GRE Reading Comprehension: JiJing 352-GRE阅读机经352篇 - 74UQGHA76775S0TKK

Ecologists had assumed that trees in the consistently warm tropics grew at a slow but steady rate, unvarying from year to year. However, a study at La Selva, Costa Rica, showed that trees grew less in hotter years and more in cooler ones: between 1984 and 2000, dramatic differences occurred in the six species of trees studies, with trees adding twice as much wood in some cooler years as they did in the scorching El Niño year of 1997-1998. Because tree growth is an index of the balance between photosynthesis, in which trees absorb carbon dioxide (CO2) from the atmosphere and release oxygen, and respiration, in which the opposite occurs, the La Selva data were the first hint that rapidly rising global temperatures, driven by human-generated emissions of CO2, may be pushing tropical forests to release more CO2, thereby intensifying global warming.
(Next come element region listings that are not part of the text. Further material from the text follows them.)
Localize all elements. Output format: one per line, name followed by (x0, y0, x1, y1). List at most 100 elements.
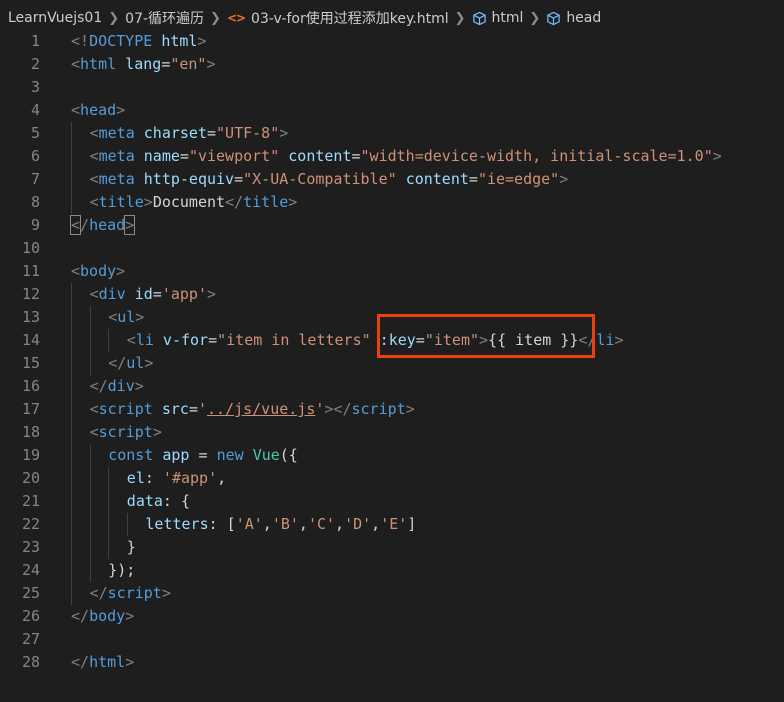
code-token: </ (108, 354, 127, 372)
code-line[interactable]: 1 <!DOCTYPE html> (0, 30, 784, 53)
line-number: 7 (30, 170, 40, 188)
code-line[interactable]: 23} (0, 536, 784, 559)
code-line[interactable]: 6 <meta name="viewport" content="width=de… (0, 145, 784, 168)
code-line[interactable]: 9 </head> (0, 214, 784, 237)
line-number: 2 (30, 55, 40, 73)
code-token: app (162, 446, 190, 464)
breadcrumb-folder[interactable]: 07-循环遍历 (125, 8, 204, 28)
code-token: "viewport" (188, 147, 280, 165)
code-text: } (127, 536, 136, 559)
code-line[interactable]: 22 letters: ['A','B','C','D','E'] (0, 513, 784, 536)
indent-guide (71, 536, 72, 559)
breadcrumb-folder-root[interactable]: LearnVuejs01 (8, 10, 102, 26)
code-text: <meta http-equiv="X-UA-Compatible" conte… (90, 168, 569, 191)
breadcrumb-element-html[interactable]: html (492, 10, 524, 26)
line-number: 16 (21, 377, 40, 395)
code-line[interactable]: 4 <head> (0, 99, 784, 122)
code-text: <body> (71, 260, 125, 283)
line-number: 27 (21, 630, 40, 648)
code-token: = (179, 147, 189, 165)
code-token: > (197, 32, 207, 50)
code-token: </ (89, 377, 108, 395)
indent-guide (89, 352, 91, 375)
code-line[interactable]: 24}); (0, 559, 784, 582)
code-line[interactable]: 7 <meta http-equiv="X-UA-Compatible" cont… (0, 168, 784, 191)
code-token: head (89, 216, 126, 234)
code-text: <title>Document</title> (90, 191, 298, 214)
code-token: name (143, 147, 180, 165)
code-line[interactable]: 21 data: { (0, 490, 784, 513)
code-text: <!DOCTYPE html> (71, 30, 206, 53)
code-line[interactable]: 16 </div> (0, 375, 784, 398)
line-number: 9 (30, 216, 40, 234)
code-token: "UTF-8" (216, 124, 280, 142)
code-token: body (89, 607, 126, 625)
code-token: charset (143, 124, 207, 142)
indent-guide (71, 513, 72, 536)
indent-guide (89, 306, 91, 329)
code-line[interactable]: 11 <body> (0, 260, 784, 283)
code-token: "item in letters" (217, 331, 371, 349)
code-line[interactable]: 2 <html lang="en"> (0, 53, 784, 76)
code-line[interactable]: 20 el: '#app', (0, 467, 784, 490)
code-token: > (161, 584, 171, 602)
code-token: content (405, 170, 469, 188)
code-token: = (188, 400, 198, 418)
code-text: <ul> (108, 306, 144, 329)
line-number: 26 (21, 607, 40, 625)
code-token: = (468, 170, 478, 188)
code-text: <script> (90, 421, 162, 444)
code-token: < (89, 285, 99, 303)
code-line[interactable]: 10 (0, 237, 784, 260)
code-token: < (89, 124, 99, 142)
line-number: 12 (21, 285, 40, 303)
code-line[interactable]: 12 <div id='app'> (0, 283, 784, 306)
cube-icon (472, 11, 486, 25)
code-line[interactable]: 28 </html> (0, 651, 784, 674)
indent-guide (71, 352, 72, 375)
code-text: <meta charset="UTF-8"> (90, 122, 289, 145)
code-token: 'A' (235, 515, 263, 533)
code-token: </ (225, 193, 244, 211)
line-number: 11 (21, 262, 40, 280)
line-number: 5 (30, 124, 40, 142)
code-token: src (161, 400, 189, 418)
code-line[interactable]: 17 <script src='../js/vue.js'></script> (0, 398, 784, 421)
indent-guide (108, 536, 110, 559)
code-line[interactable]: 27 (0, 628, 784, 651)
code-token: div (107, 377, 135, 395)
indent-guide (71, 191, 72, 214)
code-token: </ (71, 653, 90, 671)
indent-guide (71, 467, 72, 490)
indent-guide (71, 122, 72, 145)
breadcrumb-file[interactable]: 03-v-for使用过程添加key.html (251, 8, 449, 28)
line-number: 24 (21, 561, 40, 579)
code-line[interactable]: 3 (0, 76, 784, 99)
code-line[interactable]: 8 <title>Document</title> (0, 191, 784, 214)
code-token: > (152, 423, 162, 441)
code-token: < (71, 55, 81, 73)
code-token: }); (108, 561, 136, 579)
code-token: < (89, 400, 99, 418)
code-token: div (98, 285, 126, 303)
code-line[interactable]: 25 </script> (0, 582, 784, 605)
indent-guide (108, 513, 110, 536)
code-token: : { (162, 492, 191, 510)
code-token: < (71, 262, 81, 280)
code-token: ({ (279, 446, 298, 464)
key-attribute-highlight (377, 314, 595, 358)
chevron-right-icon: ❯ (210, 10, 221, 26)
breadcrumb-element-head[interactable]: head (566, 10, 601, 26)
code-token: < (69, 215, 82, 235)
code-text: </ul> (108, 352, 153, 375)
indent-guide (71, 306, 72, 329)
code-line[interactable]: 5 <meta charset="UTF-8"> (0, 122, 784, 145)
code-line[interactable]: 18 <script> (0, 421, 784, 444)
code-text: <script src='../js/vue.js'></script> (90, 398, 415, 421)
code-line[interactable]: 19 const app = new Vue({ (0, 444, 784, 467)
code-token: = (351, 147, 361, 165)
line-number: 14 (21, 331, 40, 349)
line-number: 8 (30, 193, 40, 211)
code-line[interactable]: 26 </body> (0, 605, 784, 628)
code-token: > (207, 285, 217, 303)
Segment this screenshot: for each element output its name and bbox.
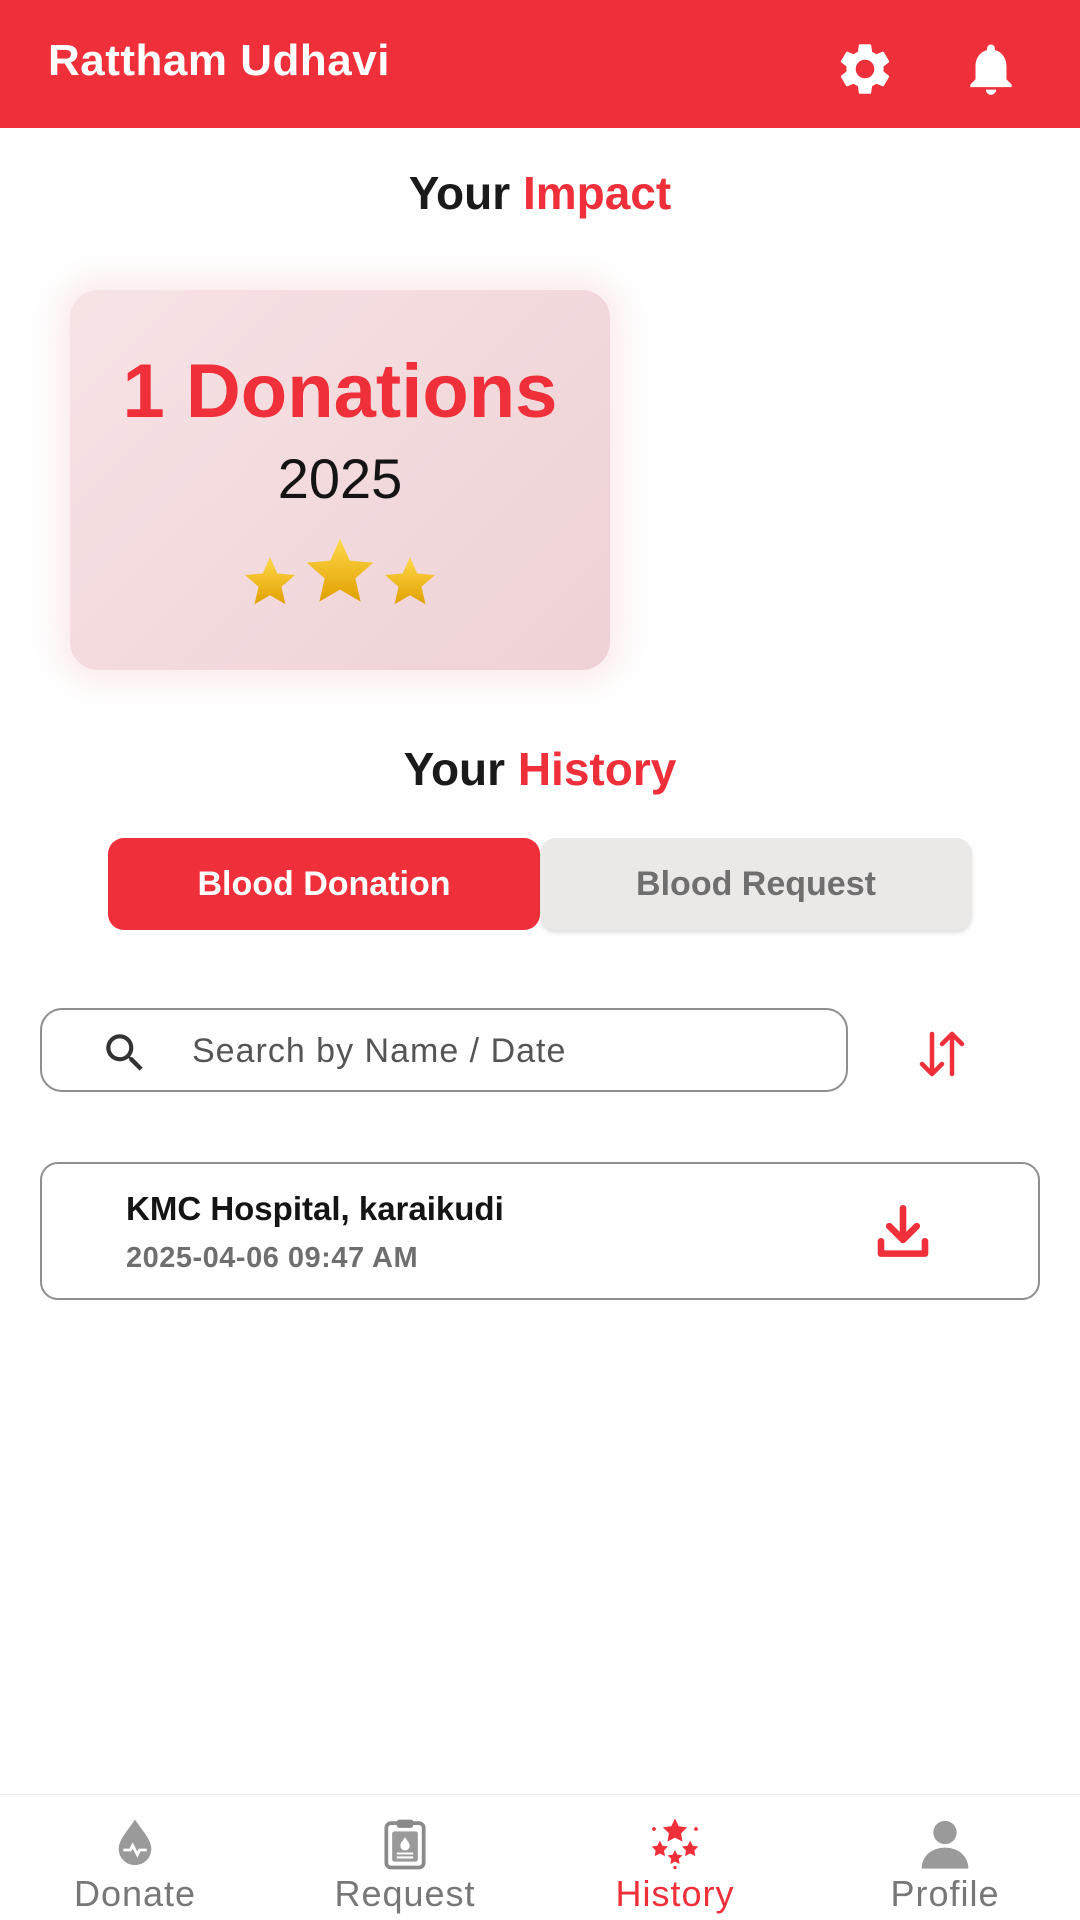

This raised serious questions about a popular theory that tropical forests act as a sponge, soaking up much of the excess CO2 that humans pump into the atmosphere. The La Selva data are consistent with a model of global CO2 flux developed by Keeling, who concluded that the amount of CO2 taken up in tropical landmasses rose in cooler years and fell in hotter ones, accounting for year-to-year changes in the amount of CO2 that stays in the atmosphere.